Gongura pachadi | Gongura pickle and chutney


 

Gongura pachadi otherwise called gongura chutney is an Andhra style side dish made with sorrel leaves, red chilies, garlic and other fundamental flavors. Red sorrel leaves are called as gongura or puntikura in Telugu, pulicha keerai in Tamil, punde pale in Kannada and Ambaadi in Marathi, pitwaa in Hindi. These leaves taste acrid and can help in easing manifestations of cold, hack and fever as well. They likewise builds craving since it is high in nutrient C.These leaves hold an uncommon spot in the Andhra cooking particularly in and around Guntur locale. These leaves are utilized in different dishes in ordinary cooking. 


Aside from the pickle, other famous dishes are gongura pappu, gongura mamsam, gongura royalu, chicken curry and dry gongura chicken fry which are prepared with these red sorrel leaves. 


I'm sharing plans in this post. One is made like the nilava pachadi 


Gongura pickle 


To make this pachadi, I cleaned and culled the leaves first. Then, at that point, measured them firmly to fill a 3 liters pot. This is only for you to know the amount I utilized for this formula. 


Flushed them completely couple of times in clean water, depleted them and afterward spread them on a spotless cotton fabric. The leaves should wither marginally all alone and no dampness ought to be left. It just required 10 hours for me on a hot day. 

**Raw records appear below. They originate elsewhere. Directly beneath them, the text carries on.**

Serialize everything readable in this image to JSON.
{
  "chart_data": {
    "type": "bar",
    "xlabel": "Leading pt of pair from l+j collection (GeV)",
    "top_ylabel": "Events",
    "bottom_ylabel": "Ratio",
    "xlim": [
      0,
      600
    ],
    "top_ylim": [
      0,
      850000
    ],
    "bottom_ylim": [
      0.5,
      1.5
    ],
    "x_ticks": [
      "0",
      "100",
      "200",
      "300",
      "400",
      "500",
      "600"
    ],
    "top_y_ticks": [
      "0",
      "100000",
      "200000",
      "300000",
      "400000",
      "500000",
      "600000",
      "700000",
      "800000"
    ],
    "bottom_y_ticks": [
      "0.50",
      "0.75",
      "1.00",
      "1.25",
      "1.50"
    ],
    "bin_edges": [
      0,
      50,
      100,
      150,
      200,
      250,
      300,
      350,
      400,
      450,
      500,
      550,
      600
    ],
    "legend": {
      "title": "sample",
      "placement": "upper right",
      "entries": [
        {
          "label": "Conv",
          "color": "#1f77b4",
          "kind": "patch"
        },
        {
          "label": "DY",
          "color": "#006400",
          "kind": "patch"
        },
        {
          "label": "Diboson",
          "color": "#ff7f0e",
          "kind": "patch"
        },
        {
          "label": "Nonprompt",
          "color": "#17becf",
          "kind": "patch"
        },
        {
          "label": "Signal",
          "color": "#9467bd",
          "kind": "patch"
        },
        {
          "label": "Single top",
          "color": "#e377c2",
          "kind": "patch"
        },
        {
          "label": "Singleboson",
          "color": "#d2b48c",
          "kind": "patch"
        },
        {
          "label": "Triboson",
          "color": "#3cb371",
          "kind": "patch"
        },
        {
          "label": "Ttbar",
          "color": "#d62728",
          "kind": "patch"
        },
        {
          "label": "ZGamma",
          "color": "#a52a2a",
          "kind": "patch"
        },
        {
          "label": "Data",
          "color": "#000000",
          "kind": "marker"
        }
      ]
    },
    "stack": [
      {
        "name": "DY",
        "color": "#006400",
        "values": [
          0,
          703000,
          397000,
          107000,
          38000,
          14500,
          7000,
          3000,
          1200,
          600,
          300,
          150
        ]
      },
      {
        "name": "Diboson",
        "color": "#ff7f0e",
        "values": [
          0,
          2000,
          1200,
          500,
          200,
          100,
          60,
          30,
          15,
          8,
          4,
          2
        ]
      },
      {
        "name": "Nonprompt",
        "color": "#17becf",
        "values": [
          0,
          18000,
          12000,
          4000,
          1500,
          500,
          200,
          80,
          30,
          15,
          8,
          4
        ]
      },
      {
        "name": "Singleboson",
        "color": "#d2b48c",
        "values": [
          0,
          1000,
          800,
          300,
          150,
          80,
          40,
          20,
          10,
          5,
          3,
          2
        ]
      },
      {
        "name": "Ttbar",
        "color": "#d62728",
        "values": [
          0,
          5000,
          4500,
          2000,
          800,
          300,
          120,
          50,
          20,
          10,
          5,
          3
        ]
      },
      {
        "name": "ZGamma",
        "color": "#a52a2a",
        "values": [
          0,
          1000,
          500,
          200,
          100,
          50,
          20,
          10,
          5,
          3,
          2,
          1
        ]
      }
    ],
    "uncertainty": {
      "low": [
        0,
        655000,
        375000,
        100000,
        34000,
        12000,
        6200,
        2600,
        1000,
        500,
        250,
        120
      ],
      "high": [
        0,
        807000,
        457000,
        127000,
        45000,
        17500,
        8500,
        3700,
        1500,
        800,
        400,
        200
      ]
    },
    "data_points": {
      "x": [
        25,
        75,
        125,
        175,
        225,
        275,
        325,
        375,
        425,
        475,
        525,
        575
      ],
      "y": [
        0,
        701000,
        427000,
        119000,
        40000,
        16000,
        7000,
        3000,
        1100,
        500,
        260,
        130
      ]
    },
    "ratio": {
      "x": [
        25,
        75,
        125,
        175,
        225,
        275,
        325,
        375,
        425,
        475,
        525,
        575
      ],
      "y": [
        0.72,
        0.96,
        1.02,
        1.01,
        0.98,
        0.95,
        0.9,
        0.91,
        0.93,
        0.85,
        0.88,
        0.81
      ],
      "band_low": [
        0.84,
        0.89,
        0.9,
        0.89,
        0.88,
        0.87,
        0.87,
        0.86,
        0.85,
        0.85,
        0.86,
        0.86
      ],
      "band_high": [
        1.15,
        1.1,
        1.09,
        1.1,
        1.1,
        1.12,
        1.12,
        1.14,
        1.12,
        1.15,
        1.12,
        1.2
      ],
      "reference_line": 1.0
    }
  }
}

Instructions to make gongura pachadi 


1. Warmth 3 to 4 tbsp oil in a dish. 


2. Add the leaves to the hot dish. 


3. Fry until the leaves shrink totally. Put them to the side to cool totally. 


4. To a similar container, add more oil and fry the red chilies until fresh. Switch off and add jeera/cumin. 


5. At the point when they cool down add them to a blender alongside garlic and salt. Mix until smooth. 


6. Add the leaves and heartbeat to get a coarse surface. 


7. Customarily pachadi is made coarse. You can treat with curry leaves, chana dal and urad dal whenever desired. Change salt and flavor now. In case it isn't adequately hot, fry more red chilies and mix. Then, at that point, blend in with gongura pickle.